Another option we have is monkey-patching the callback name being called in memory:

[21] pry(#<SalesDashboardController>)> authenticate_user!
=> #<User id: 332, email: "dev@hashrocket.com", encrypted_password: "xxx", reset_password_token: nil, reset_password_sent_at: nil, sign_in_count: 185, current_sign_in_at: "2016-07-15 15:32:22", last_sign_in_at: "2016-07-13 21:12:26", current_sign_in_ip: "127.0.0.1", last_sign_in_ip: "127.0.0.1", created_at: "2015-10-01 19:39:13", updated_at: "2016-07-15 15:32:22", first_name: "Hashrocket", last_name: "Hashrocket", job_title: "", role: nil, location: "", group: nil, role_id: 9, company_code: "test", phone: "", password_changed_at: "2016-07-13 21:12:13", remember_token: nil, remember_created_at: nil, branch_id: nil, deactivated: false>
[22] pry(#<SalesDashboardController>)> def authenticate_user!
[22] pry(#<SalesDashboardController>)*   puts ":::::::::::::::::DEBUG => AUTHENTICATING USER"
[22] pry(#<SalesDashboardController>)*   super
[22] pry(#<SalesDashboardController>)* end
=> nil
[23] pry(#<SalesDashboardController>)> authenticate_user!
:::::::::::::::::DEBUG => AUTHENTICATING USER
=> #<User id: 332, email: "dev@hashrocket.com", encrypted_password: "xxx", reset_password_token: nil, reset_password_sent_at: nil, sign_in_count: 185, current_sign_in_at: "2016-07-15 15:32:22", last_sign_in_at: "2016-07-13 21:12:26", current_sign_in_ip: "127.0.0.1", last_sign_in_ip: "127.0.0.1", created_at: "2015-10-01 19:39:13", updated_at: "2016-07-15 15:32:22", first_name: "Hashrocket", last_name: "Hashrocket", job_title: "Rocketeer", role: nil, location: "", group: nil, role_id: 9, company_code: "test", phone: "", password_changed_at: "2016-07-13 21:12:13", remember_token: nil, remember_created_at: nil, branch_id: nil, deactivated: false>
[24] pry(#<SalesDashboardController>)>

You can also define those monkey-patched methods in your controller if you think you will have multiple debug cycles and insert prys in all of them.

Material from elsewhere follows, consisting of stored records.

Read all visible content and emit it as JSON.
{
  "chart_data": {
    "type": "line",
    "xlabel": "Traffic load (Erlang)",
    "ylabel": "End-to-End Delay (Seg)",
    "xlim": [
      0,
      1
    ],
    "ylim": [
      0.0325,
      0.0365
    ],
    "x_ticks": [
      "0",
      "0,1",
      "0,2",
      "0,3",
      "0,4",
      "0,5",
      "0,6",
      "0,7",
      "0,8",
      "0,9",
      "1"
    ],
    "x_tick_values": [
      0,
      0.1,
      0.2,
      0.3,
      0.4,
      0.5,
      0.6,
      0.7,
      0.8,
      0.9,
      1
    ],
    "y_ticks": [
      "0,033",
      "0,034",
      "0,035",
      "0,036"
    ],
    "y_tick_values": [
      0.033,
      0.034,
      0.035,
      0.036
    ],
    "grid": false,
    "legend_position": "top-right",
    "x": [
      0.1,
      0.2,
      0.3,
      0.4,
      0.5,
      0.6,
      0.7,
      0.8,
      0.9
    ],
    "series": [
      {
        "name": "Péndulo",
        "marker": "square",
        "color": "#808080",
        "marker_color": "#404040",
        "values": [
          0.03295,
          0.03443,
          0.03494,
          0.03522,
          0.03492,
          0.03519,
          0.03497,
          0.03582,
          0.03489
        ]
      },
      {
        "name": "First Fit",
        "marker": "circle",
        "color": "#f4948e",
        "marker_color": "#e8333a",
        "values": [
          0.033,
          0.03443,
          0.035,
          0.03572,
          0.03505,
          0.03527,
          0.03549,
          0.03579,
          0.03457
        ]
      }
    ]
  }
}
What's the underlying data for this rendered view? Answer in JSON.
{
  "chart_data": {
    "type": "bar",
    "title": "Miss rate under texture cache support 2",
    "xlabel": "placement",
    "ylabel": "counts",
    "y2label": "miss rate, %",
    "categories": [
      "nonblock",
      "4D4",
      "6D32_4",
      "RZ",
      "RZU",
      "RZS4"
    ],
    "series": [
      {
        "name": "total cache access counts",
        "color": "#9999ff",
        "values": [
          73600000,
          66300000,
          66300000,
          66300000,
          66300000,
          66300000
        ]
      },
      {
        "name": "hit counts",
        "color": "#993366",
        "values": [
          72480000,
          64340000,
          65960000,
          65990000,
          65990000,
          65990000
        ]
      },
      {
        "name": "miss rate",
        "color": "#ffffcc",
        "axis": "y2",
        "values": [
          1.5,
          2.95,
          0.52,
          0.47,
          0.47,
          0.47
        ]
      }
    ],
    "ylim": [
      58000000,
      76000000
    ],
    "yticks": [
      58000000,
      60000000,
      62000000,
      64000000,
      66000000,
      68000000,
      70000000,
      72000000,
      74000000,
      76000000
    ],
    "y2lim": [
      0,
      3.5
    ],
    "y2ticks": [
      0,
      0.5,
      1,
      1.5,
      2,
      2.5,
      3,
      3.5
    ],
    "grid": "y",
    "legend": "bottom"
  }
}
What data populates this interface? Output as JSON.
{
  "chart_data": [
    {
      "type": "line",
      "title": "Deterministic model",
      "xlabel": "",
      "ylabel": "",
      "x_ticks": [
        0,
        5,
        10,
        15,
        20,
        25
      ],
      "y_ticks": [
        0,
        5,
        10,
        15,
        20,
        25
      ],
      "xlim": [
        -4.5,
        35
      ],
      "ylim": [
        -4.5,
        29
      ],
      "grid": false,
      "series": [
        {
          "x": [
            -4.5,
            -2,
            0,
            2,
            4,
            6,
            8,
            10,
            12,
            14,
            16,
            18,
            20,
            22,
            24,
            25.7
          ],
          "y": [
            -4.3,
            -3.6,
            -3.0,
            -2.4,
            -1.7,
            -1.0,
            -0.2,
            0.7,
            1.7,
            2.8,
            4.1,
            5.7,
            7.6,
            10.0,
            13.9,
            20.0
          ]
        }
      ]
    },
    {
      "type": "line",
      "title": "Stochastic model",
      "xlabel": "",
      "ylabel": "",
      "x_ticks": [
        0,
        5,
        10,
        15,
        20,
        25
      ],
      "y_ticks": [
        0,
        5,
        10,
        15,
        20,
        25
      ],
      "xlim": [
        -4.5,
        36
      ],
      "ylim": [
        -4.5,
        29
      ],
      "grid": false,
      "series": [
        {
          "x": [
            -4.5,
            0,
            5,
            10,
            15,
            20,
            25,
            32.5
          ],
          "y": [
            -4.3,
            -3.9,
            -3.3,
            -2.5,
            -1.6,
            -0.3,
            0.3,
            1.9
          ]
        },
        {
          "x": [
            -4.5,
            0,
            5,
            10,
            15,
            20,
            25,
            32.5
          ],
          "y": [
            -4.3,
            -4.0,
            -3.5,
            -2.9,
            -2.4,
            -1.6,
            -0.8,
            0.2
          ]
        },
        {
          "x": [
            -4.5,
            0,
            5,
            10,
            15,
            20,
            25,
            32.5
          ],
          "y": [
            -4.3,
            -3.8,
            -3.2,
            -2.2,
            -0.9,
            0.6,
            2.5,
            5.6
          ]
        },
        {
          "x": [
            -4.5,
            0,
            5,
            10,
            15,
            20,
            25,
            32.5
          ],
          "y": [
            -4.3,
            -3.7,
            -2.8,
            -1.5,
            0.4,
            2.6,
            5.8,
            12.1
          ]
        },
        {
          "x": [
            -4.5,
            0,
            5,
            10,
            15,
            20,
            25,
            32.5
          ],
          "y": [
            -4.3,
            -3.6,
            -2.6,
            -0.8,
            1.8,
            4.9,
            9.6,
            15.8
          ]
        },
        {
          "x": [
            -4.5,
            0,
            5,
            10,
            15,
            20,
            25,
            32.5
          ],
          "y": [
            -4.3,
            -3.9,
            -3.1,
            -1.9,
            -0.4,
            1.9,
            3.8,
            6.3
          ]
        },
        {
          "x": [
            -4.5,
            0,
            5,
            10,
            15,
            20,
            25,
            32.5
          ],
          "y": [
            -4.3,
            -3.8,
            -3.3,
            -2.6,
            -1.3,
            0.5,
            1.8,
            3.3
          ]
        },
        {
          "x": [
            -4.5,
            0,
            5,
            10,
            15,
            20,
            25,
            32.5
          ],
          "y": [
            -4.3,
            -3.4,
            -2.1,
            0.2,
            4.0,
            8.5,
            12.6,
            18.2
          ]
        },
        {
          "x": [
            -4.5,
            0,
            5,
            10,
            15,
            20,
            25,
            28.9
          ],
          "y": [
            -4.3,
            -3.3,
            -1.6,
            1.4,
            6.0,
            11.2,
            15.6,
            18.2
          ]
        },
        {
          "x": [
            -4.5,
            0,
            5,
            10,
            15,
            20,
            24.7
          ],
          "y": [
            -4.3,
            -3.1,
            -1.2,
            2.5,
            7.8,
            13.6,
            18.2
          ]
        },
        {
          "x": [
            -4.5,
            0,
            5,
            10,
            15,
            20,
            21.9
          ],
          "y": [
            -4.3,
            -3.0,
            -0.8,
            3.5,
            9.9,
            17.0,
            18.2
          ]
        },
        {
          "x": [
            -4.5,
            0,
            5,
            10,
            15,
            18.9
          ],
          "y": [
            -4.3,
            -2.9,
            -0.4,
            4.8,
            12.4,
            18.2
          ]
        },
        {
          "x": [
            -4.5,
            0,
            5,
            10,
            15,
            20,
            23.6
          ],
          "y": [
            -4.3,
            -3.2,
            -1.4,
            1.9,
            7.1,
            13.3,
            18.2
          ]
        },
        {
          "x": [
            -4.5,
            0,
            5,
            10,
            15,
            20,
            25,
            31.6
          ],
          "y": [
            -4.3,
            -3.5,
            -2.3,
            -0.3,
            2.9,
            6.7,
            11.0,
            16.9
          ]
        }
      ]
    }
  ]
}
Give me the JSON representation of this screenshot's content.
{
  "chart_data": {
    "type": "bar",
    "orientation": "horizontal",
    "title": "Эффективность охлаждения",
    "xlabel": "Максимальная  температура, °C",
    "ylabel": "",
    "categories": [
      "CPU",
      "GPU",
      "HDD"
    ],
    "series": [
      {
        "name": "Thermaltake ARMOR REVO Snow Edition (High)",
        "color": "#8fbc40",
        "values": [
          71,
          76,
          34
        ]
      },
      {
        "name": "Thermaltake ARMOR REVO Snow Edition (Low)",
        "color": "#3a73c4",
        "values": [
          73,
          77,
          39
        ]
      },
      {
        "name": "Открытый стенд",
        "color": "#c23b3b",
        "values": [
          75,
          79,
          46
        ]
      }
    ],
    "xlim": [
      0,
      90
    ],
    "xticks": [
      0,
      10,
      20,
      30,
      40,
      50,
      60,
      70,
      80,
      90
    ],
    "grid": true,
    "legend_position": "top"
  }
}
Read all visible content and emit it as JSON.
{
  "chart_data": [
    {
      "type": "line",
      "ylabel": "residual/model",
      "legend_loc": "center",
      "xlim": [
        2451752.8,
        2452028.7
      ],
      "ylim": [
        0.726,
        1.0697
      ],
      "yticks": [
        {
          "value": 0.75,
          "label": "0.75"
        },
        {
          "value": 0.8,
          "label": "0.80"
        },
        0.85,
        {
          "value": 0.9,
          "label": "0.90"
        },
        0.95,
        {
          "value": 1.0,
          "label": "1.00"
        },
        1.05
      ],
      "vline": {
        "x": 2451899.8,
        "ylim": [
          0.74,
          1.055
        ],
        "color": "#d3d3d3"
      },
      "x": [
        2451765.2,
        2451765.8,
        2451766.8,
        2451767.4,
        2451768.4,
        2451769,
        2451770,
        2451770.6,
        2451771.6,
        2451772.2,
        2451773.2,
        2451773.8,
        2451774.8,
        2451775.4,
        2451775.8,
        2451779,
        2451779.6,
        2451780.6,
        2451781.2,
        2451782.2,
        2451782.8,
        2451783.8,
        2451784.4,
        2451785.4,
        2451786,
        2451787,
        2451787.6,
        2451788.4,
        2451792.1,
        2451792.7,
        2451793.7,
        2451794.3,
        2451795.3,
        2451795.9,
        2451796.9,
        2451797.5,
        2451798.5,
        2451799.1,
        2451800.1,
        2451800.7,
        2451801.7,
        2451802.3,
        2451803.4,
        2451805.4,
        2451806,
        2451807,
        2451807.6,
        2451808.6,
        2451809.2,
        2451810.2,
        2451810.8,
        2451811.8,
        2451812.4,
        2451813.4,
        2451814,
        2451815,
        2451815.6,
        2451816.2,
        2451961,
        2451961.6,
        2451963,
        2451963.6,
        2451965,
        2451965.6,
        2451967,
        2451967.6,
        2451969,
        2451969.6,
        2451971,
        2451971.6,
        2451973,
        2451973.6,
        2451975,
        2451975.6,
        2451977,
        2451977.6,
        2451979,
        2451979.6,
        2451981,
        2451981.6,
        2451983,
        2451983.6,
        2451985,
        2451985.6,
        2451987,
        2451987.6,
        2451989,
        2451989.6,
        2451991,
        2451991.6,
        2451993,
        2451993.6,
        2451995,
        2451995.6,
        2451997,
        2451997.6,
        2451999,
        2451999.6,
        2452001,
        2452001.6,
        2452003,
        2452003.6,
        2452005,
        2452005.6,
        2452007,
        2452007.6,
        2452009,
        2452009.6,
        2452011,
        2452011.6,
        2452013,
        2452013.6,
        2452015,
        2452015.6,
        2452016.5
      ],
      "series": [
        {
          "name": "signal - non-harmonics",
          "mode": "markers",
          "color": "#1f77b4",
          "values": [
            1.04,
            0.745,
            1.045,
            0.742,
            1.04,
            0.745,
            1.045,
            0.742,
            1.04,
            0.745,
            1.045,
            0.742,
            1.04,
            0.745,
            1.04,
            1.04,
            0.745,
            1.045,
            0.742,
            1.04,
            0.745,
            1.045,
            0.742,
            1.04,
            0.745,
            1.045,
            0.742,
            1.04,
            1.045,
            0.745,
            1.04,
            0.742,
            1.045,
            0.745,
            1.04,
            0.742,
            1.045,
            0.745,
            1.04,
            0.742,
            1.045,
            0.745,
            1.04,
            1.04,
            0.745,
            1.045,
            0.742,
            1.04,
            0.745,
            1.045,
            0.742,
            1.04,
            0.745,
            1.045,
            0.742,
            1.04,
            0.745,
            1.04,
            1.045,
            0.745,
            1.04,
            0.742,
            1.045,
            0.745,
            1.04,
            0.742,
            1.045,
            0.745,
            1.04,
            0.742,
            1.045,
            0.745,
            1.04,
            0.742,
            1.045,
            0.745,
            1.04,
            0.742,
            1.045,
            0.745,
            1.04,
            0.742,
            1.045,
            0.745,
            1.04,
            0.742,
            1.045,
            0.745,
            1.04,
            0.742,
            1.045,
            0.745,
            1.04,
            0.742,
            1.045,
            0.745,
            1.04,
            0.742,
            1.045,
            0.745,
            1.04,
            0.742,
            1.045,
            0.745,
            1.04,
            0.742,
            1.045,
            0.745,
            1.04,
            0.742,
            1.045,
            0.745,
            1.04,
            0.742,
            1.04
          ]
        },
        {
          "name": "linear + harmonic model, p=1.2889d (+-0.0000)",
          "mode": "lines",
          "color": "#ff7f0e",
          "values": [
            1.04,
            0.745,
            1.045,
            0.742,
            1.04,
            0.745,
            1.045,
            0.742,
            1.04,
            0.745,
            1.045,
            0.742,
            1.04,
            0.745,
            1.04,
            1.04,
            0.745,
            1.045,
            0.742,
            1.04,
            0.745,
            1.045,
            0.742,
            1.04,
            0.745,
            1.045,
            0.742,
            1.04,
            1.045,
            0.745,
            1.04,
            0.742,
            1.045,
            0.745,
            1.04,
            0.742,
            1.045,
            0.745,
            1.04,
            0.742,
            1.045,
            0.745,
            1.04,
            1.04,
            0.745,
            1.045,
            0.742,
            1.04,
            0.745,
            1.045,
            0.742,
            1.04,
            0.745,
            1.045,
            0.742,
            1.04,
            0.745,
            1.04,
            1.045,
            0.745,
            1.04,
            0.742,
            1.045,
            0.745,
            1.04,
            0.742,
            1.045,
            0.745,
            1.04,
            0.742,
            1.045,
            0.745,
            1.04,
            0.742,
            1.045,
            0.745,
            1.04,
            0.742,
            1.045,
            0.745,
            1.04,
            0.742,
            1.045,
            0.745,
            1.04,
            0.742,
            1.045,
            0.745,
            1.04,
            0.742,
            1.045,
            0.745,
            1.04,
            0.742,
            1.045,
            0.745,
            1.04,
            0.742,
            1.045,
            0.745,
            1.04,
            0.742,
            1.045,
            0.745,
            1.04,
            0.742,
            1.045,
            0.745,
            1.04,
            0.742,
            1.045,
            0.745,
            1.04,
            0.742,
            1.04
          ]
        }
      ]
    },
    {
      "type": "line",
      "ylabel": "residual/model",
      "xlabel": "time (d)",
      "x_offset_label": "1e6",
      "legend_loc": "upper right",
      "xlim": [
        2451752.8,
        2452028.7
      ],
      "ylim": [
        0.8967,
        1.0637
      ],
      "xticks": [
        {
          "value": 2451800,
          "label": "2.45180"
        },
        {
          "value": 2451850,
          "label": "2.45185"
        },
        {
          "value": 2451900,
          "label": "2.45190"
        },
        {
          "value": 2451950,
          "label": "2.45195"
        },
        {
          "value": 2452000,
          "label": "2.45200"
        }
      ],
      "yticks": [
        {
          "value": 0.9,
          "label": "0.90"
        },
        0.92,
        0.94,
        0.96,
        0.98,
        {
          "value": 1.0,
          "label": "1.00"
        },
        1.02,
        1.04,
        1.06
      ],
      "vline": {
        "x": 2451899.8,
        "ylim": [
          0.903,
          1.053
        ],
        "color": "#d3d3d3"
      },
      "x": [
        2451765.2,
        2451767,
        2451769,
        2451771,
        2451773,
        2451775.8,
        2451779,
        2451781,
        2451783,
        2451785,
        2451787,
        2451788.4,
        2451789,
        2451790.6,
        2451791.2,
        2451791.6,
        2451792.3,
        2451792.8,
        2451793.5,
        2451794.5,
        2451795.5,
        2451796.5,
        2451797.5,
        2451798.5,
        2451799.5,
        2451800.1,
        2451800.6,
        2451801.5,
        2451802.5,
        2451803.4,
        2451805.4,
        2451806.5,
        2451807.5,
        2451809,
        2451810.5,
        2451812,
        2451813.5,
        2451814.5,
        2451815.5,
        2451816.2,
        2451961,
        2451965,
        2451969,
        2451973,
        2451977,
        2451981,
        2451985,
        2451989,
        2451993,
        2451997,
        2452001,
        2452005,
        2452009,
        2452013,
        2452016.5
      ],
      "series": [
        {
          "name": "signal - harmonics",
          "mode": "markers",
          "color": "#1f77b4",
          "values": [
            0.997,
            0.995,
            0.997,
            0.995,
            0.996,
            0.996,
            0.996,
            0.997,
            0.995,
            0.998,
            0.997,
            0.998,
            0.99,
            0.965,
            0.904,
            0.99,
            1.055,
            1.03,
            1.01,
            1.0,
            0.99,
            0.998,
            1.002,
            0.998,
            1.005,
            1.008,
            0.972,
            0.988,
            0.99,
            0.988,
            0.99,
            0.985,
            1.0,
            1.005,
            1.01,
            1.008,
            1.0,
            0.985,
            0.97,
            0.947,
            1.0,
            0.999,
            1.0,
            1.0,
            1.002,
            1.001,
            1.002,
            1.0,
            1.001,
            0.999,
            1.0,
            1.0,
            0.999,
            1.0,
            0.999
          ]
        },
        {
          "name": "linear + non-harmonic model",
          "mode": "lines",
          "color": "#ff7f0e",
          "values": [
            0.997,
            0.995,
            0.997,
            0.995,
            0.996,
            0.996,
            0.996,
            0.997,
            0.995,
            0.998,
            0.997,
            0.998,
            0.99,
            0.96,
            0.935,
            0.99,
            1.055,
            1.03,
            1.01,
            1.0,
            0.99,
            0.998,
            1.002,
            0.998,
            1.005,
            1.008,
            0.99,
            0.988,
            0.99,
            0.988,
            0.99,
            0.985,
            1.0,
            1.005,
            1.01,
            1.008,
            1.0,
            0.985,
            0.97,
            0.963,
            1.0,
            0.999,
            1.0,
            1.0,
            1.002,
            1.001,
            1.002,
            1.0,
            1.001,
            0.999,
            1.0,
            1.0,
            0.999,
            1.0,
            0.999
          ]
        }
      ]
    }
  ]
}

If you would like to do that for all action callbacks you can use the list you got in a previous step with some meta-programming wizardry:

["_callback_before_35",
   :prepare_session,
   :clear_search_path,
   :authenticate_user!,
   :set_search_path,
   :set_session_settings,
   :verify_authenticity_token,
   :handle_password_change,
   :set_paper_trail_whodunnit,
   :set_paper_trail_controller_info,
   :set_paper_trail_enabled_for_controller,
   "_callback_before_37",
   "_callback_before_39",
   "_callback_before_41",
  ].each do |cb|
    define_method(cb) { require 'pry'; binding.pry; super }
  end

Finally, if you want to automate the process you can combine some pieces from the code above into this:

_process_action_callbacks.each do |callback| 
  define_method(callback.filter) do
    puts "Running before_action: #{c.filter}"
    require 'pry'; binding.pry; 
    super 
  end if callback.kind == :before
end

Now you can use something like pry-byebug to step through your code and figure out the issue.

I hope this post was helpful in solving your action callback bugs and added some new tricks to your arsenal.